São Paulo – A grande constatação sobre toda a crise sanitária que ocorreu no Brasil durante a pandemia sob Jair Bolsonaro é que ela foi “explicita e especificamente estimulada pelo governo federal”. “O grande mérito da CPI da Covid até o momento foi mostrar que isso foi deliberado. É isso que deixa todos nós horrorizados. Deliberado pelo próprio governo federal. Ou planejou em determinado momento o desastre no Amazonas (em janeiro de 2021), e a imunidade de rebanho. Havia uma teoria e uma logística por trás disso tudo.” A opinião é da presidente da Associação Brasileira de Saúde Coletiva (Abrasco), Rosana Onocko Campos. O presidente da CPI, Omar Aziz (PSD-AM), tem insistido que a população amazonense foi usada como cobaia durante a pandemia.
Esta semana, há muita expectativa no meio médico e entre profissionais de saúde pelo depoimento à CPI da Covid da advogada Bruna Morato, nesta terça-feira (28). Ela representa o grupo de ex-médicos da Prevent Senior que denunciaram supostas práticas da operadora de saúde classificadas como “estarrecedoras” pelos senadores.
“Não se trata de uma coisa banal. Se as coisas aventadas na CPI forem verdadeiras, estamos falando quase de crime de lesa-humanidade. Estamos falando de pesquisas não autorizadas com seres humanos. Acho que depois de (Josef) Mengele não se tinha outra situação como essa”, diz Rosana, em referência ao médico nazista responsável por realizar experimentos em humanos na Segunda Guerra.
Corrupção em plena pandemia
Outro fato inclassificável, para Rosana, é a corrupção ou a tentativa de corrupção, inclusive dentro do governo Bolsonaro, em plena pandemia. Membro do Movimento Frente Pela Vida, a Abrasco enviou no início do mês uma carta à CPI da Covid expressando sua confiança “no rigor factual e na consistência jurídica na elaboração do relatório final” da comissão. No manifesto, a frente pede “punição do governo federal” (leia a íntegra aqui).
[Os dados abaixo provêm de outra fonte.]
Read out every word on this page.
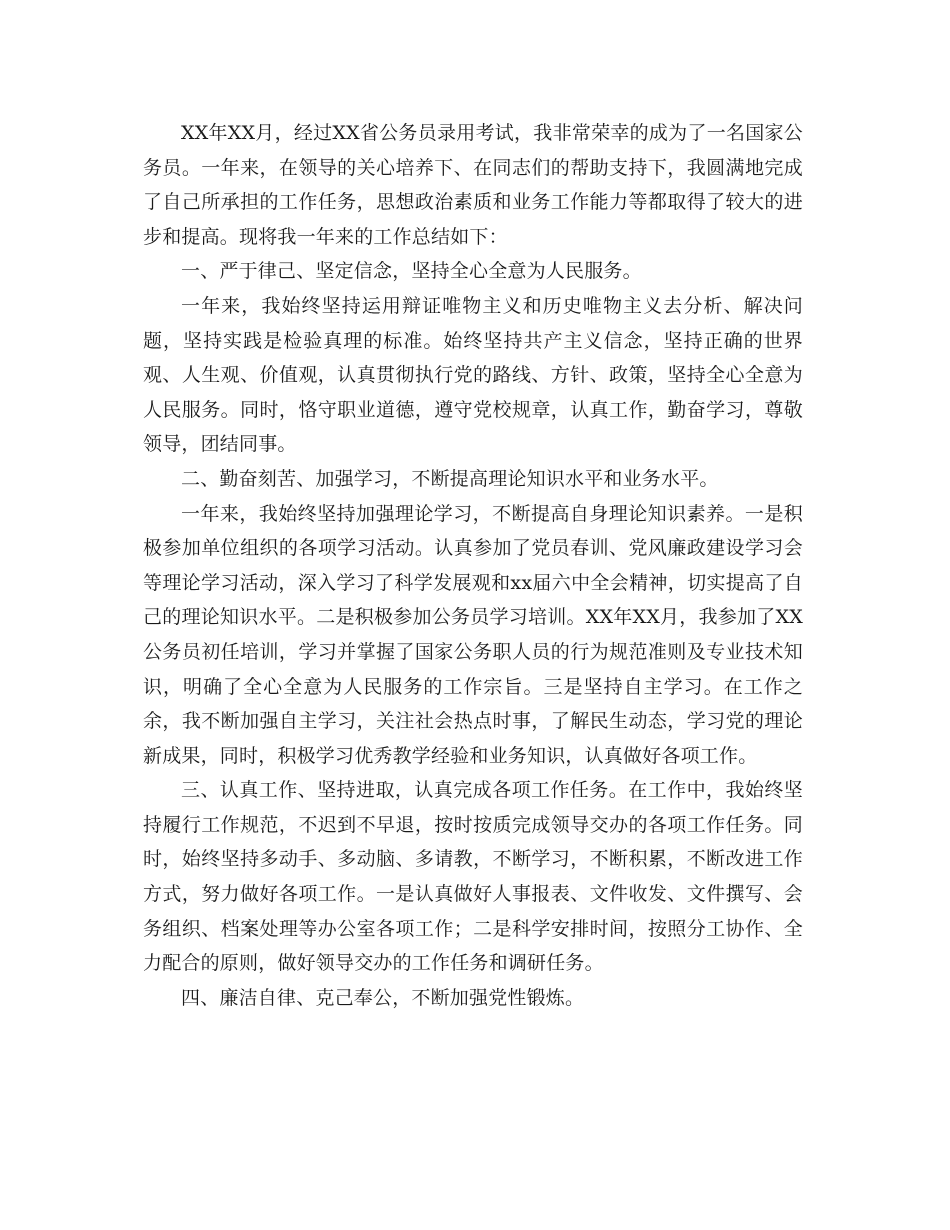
XX年XX月，经过XX省公务员录用考试，我非常荣幸的成为了一名国家公务员。一年来，在领导的关心培养下、在同志们的帮助支持下，我圆满地完成了自己所承担的工作任务，思想政治素质和业务工作能力等都取得了较大的进步和提高。现将我一年来的工作总结如下：

一、严于律己、坚定信念，坚持全心全意为人民服务。

一年来，我始终坚持运用辩证唯物主义和历史唯物主义去分析、解决问题，坚持实践是检验真理的标准。始终坚持共产主义信念，坚持正确的世界观、人生观、价值观，认真贯彻执行党的路线、方针、政策，坚持全心全意为人民服务。同时，恪守职业道德，遵守党校规章，认真工作，勤奋学习，尊敬领导，团结同事。

二、勤奋刻苦、加强学习，不断提高理论知识水平和业务水平。

一年来，我始终坚持加强理论学习，不断提高自身理论知识素养。一是积极参加单位组织的各项学习活动。认真参加了党员春训、党风廉政建设学习会等理论学习活动，深入学习了科学发展观和xx届六中全会精神，切实提高了自己的理论知识水平。二是积极参加公务员学习培训。XX年XX月，我参加了XX公务员初任培训，学习并掌握了国家公务职人员的行为规范准则及专业技术知识，明确了全心全意为人民服务的工作宗旨。三是坚持自主学习。在工作之余，我不断加强自主学习，关注社会热点时事，了解民生动态，学习党的理论新成果，同时，积极学习优秀教学经验和业务知识，认真做好各项工作。

三、认真工作、坚持进取，认真完成各项工作任务。在工作中，我始终坚持履行工作规范，不迟到不早退，按时按质完成领导交办的各项工作任务。同时，始终坚持多动手、多动脑、多请教，不断学习，不断积累，不断改进工作方式，努力做好各项工作。一是认真做好人事报表、文件收发、文件撰写、会务组织、档案处理等办公室各项工作；二是科学安排时间，按照分工协作、全力配合的原则，做好领导交办的工作任务和调研任务。

四、廉洁自律、克己奉公，不断加强党性锻炼。
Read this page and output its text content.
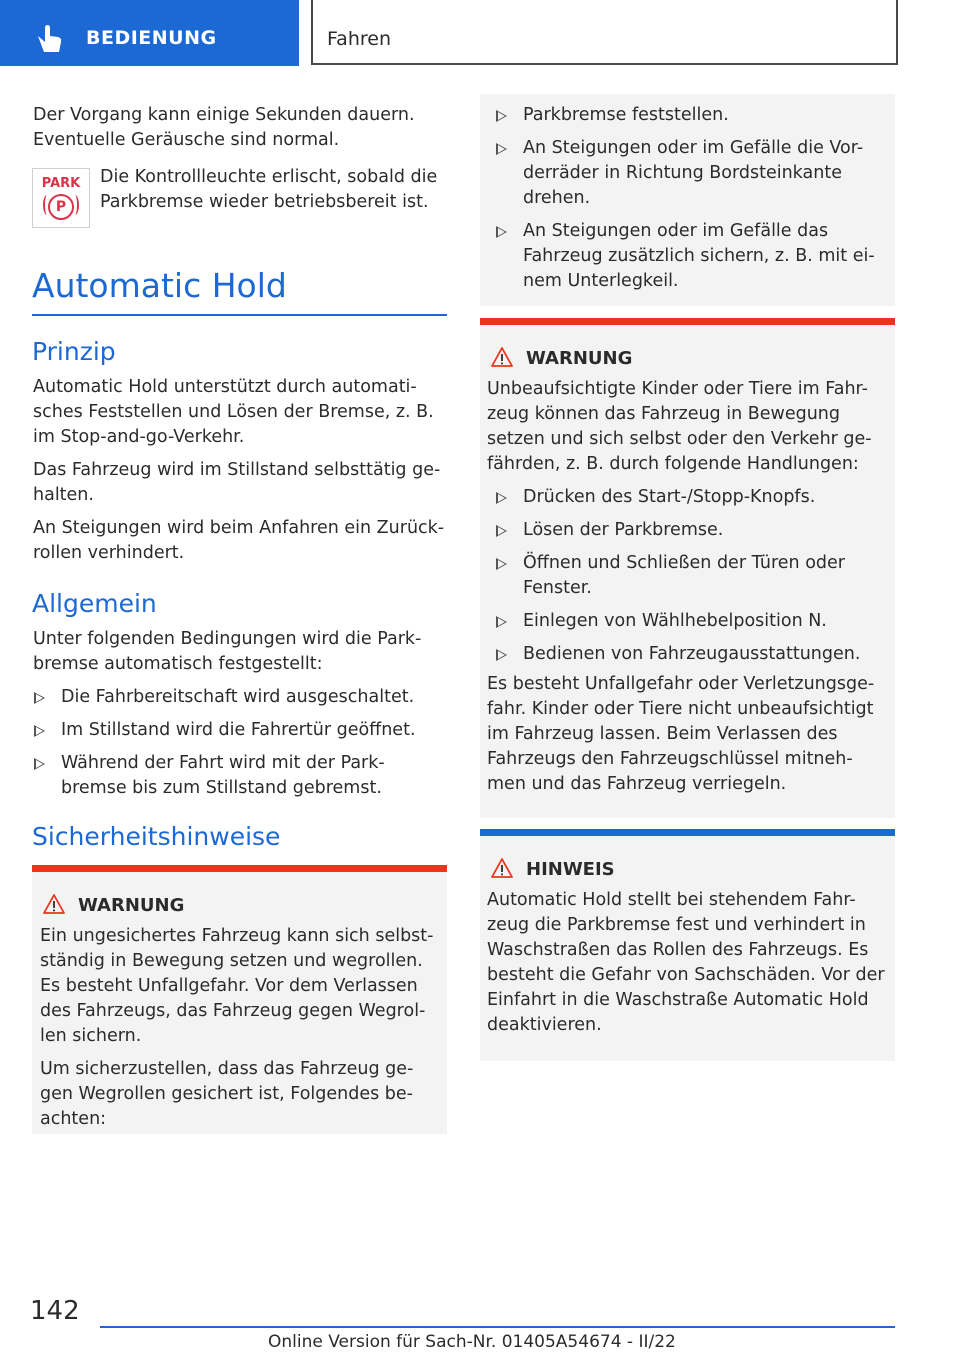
BEDIENUNG	Fahren
Der Vorgang kann einige Sekunden dauern.
Eventuelle Geräusche sind normal.
PARK
P
Die Kontrollleuchte erlischt, sobald die
Parkbremse wieder betriebsbereit ist.
Automatic Hold
Prinzip
Automatic Hold unterstützt durch automati-
sches Feststellen und Lösen der Bremse, z. B.
im Stop-and-go-Verkehr.
Das Fahrzeug wird im Stillstand selbsttätig ge-
halten.
An Steigungen wird beim Anfahren ein Zurück-
rollen verhindert.
Allgemein
Unter folgenden Bedingungen wird die Park-
bremse automatisch festgestellt:
Die Fahrbereitschaft wird ausgeschaltet.
Im Stillstand wird die Fahrertür geöffnet.
Während der Fahrt wird mit der Park-
bremse bis zum Stillstand gebremst.
Sicherheitshinweise
WARNUNG
Ein ungesichertes Fahrzeug kann sich selbst-
ständig in Bewegung setzen und wegrollen.
Es besteht Unfallgefahr. Vor dem Verlassen
des Fahrzeugs, das Fahrzeug gegen Wegrol-
len sichern.
Um sicherzustellen, dass das Fahrzeug ge-
gen Wegrollen gesichert ist, Folgendes be-
achten:
Parkbremse feststellen.
An Steigungen oder im Gefälle die Vor-
derräder in Richtung Bordsteinkante
drehen.
An Steigungen oder im Gefälle das
Fahrzeug zusätzlich sichern, z. B. mit ei-
nem Unterlegkeil.
WARNUNG
Unbeaufsichtigte Kinder oder Tiere im Fahr-
zeug können das Fahrzeug in Bewegung
setzen und sich selbst oder den Verkehr ge-
fährden, z. B. durch folgende Handlungen:
Drücken des Start-/Stopp-Knopfs.
Lösen der Parkbremse.
Öffnen und Schließen der Türen oder
Fenster.
Einlegen von Wählhebelposition N.
Bedienen von Fahrzeugausstattungen.
Es besteht Unfallgefahr oder Verletzungsge-
fahr. Kinder oder Tiere nicht unbeaufsichtigt
im Fahrzeug lassen. Beim Verlassen des
Fahrzeugs den Fahrzeugschlüssel mitneh-
men und das Fahrzeug verriegeln.
HINWEIS
Automatic Hold stellt bei stehendem Fahr-
zeug die Parkbremse fest und verhindert in
Waschstraßen das Rollen des Fahrzeugs. Es
besteht die Gefahr von Sachschäden. Vor der
Einfahrt in die Waschstraße Automatic Hold
deaktivieren.
142
Online Version für Sach-Nr. 01405A54674 - II/22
Um dos argumentos repetidos na comissão por senadores governistas e depoentes negacionistas, para defender suas práticas, é a chamada autonomia médica. Assim como a liberdade de expressão, esse é um conceito deturpado pelo bolsonarismo. “O médico tem autonomia, quando fecha a porta do consultório e prescreve. Mas é muito difícil que alguém te obrigue a prescrever alguma coisa”, diz Rosana, médica sanitarista especializada em saúde pública.
Da mesma maneira, apoiadores do governo Bolsonaro deturpam em meio à pandemia o que chamam de “liberdade de expressão” para defender ataques à democracia, instituições e pessoas, até com ameaça de morte.
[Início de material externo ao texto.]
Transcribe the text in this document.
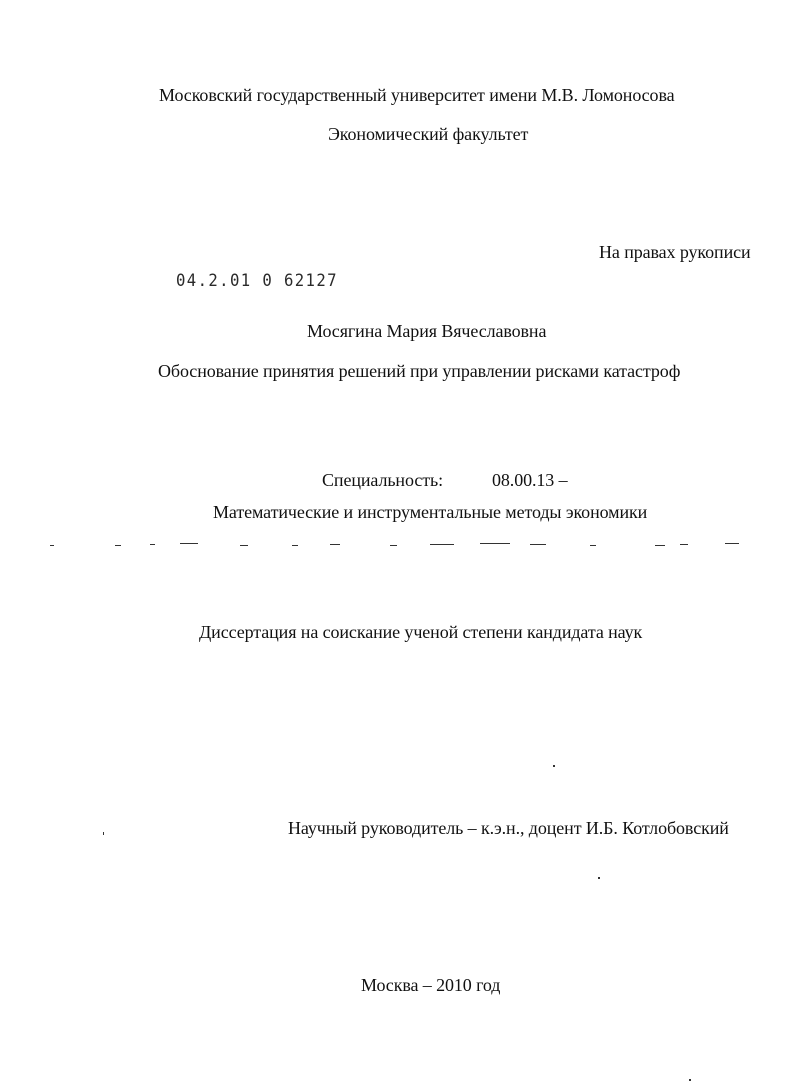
Московский государственный университет имени М.В. Ломоносова
Экономический факультет
На правах рукописи
04.2.01 0 62127
Мосягина Мария Вячеславовна
Обоснование принятия решений при управлении рисками катастроф
Специальность:	08.00.13 –
Математические и инструментальные методы экономики
Диссертация на соискание ученой степени кандидата наук
Научный руководитель – к.э.н., доцент И.Б. Котлобовский
Москва – 2010 год
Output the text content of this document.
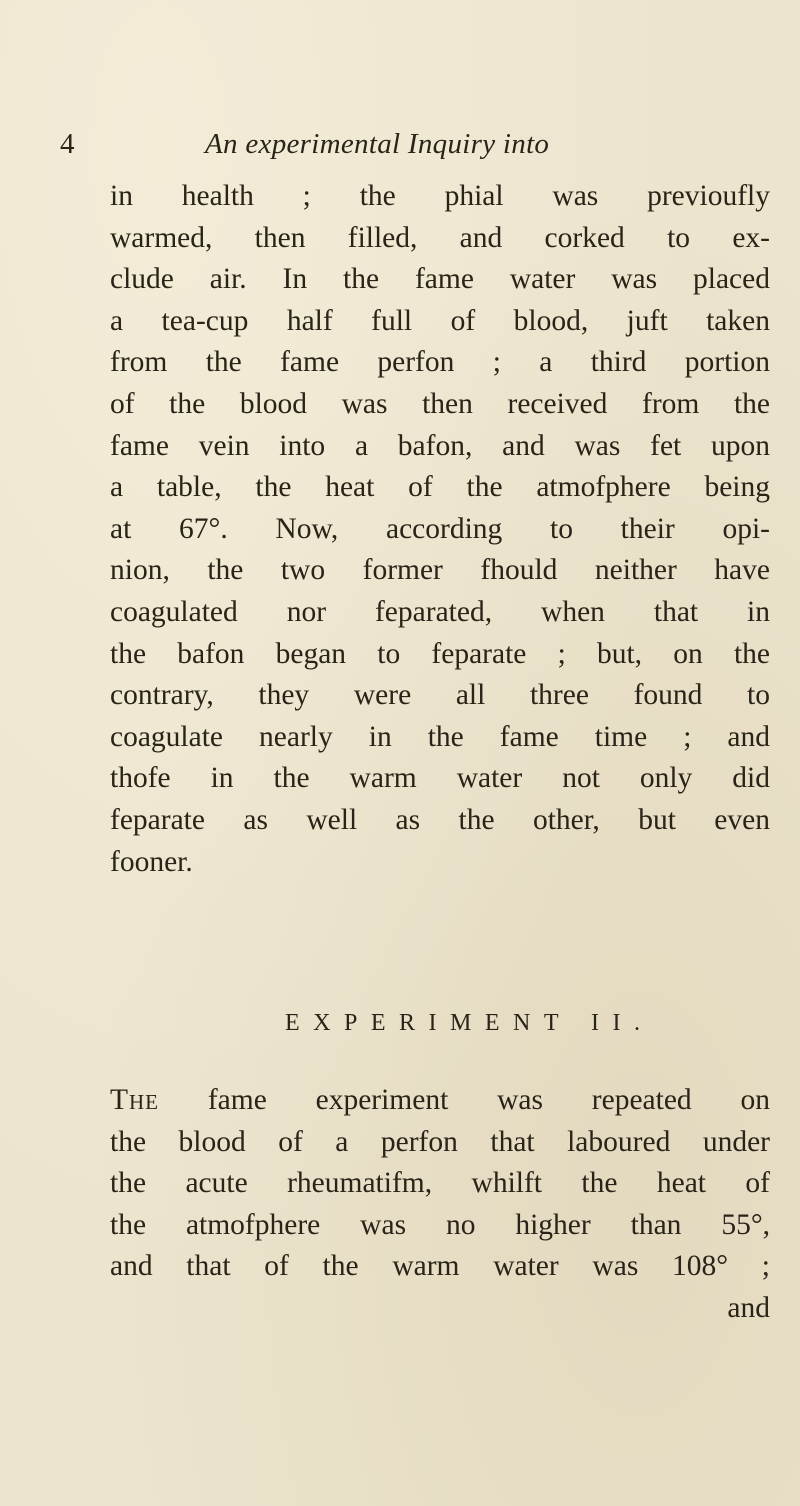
4	An experimental Inquiry into
in health ; the phial was previoufly
warmed, then filled, and corked to ex-
clude air. In the fame water was placed
a tea-cup half full of blood, juft taken
from the fame perfon ; a third portion
of the blood was then received from the
fame vein into a bafon, and was fet upon
a table, the heat of the atmofphere being
at 67°. Now, according to their opi-
nion, the two former fhould neither have
coagulated nor feparated, when that in
the bafon began to feparate ; but, on the
contrary, they were all three found to
coagulate nearly in the fame time ; and
thofe in the warm water not only did
feparate as well as the other, but even
fooner.
EXPERIMENT II.
The fame experiment was repeated on
the blood of a perfon that laboured under
the acute rheumatifm, whilft the heat of
the atmofphere was no higher than 55°,
and that of the warm water was 108° ;
and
Usar pessoas como cobaias sem passar pela Comissão Nacional de Ética em Pesquisa (Conep), sem as próprias pessoas saberem que estão sendo cobaias de experimentos, inclusive o uso de medicamentos ineficazes, está muito longe da chamada autonomia. “É criminoso. Insisto, se isso se comprovar, não tem como negligenciar crimes”, diz a presidente da Abrasco.
“Tratamento paliativo”
Para ela, também é “estarrecedor”, caso comprovado, o chamado “tratamento paliativo”. O representante da operadora, Pedro Benedito Batista Júnior, admitiu à CPI que, depois de 14 dias de internação ou 21 de terapia intensiva, as orientações nas unidades da operadora eram para mudar o diagnóstico de covid para outra doença. Os pacientes eram então transferidos para enfermarias ou quartos para esse “tratamento paliativo”, e a CID (classificação internacional de doença) seria alterada.
“Trata-se de uma coisa premeditada, manipulação de estatísticas públicas, alteração de atestado de óbito, utilização de medicação não comprovada, como aplicação retal de ozônio. Enfim, coisas inenarráveis”, diz Rosana. Na quarta-feira (29), a CPI ouve o empresário bolsonarista Luciano Hang, dono da rede de lojas Havan. Ele foi um dos mais atuantes defensores do chamado tratamento precoce.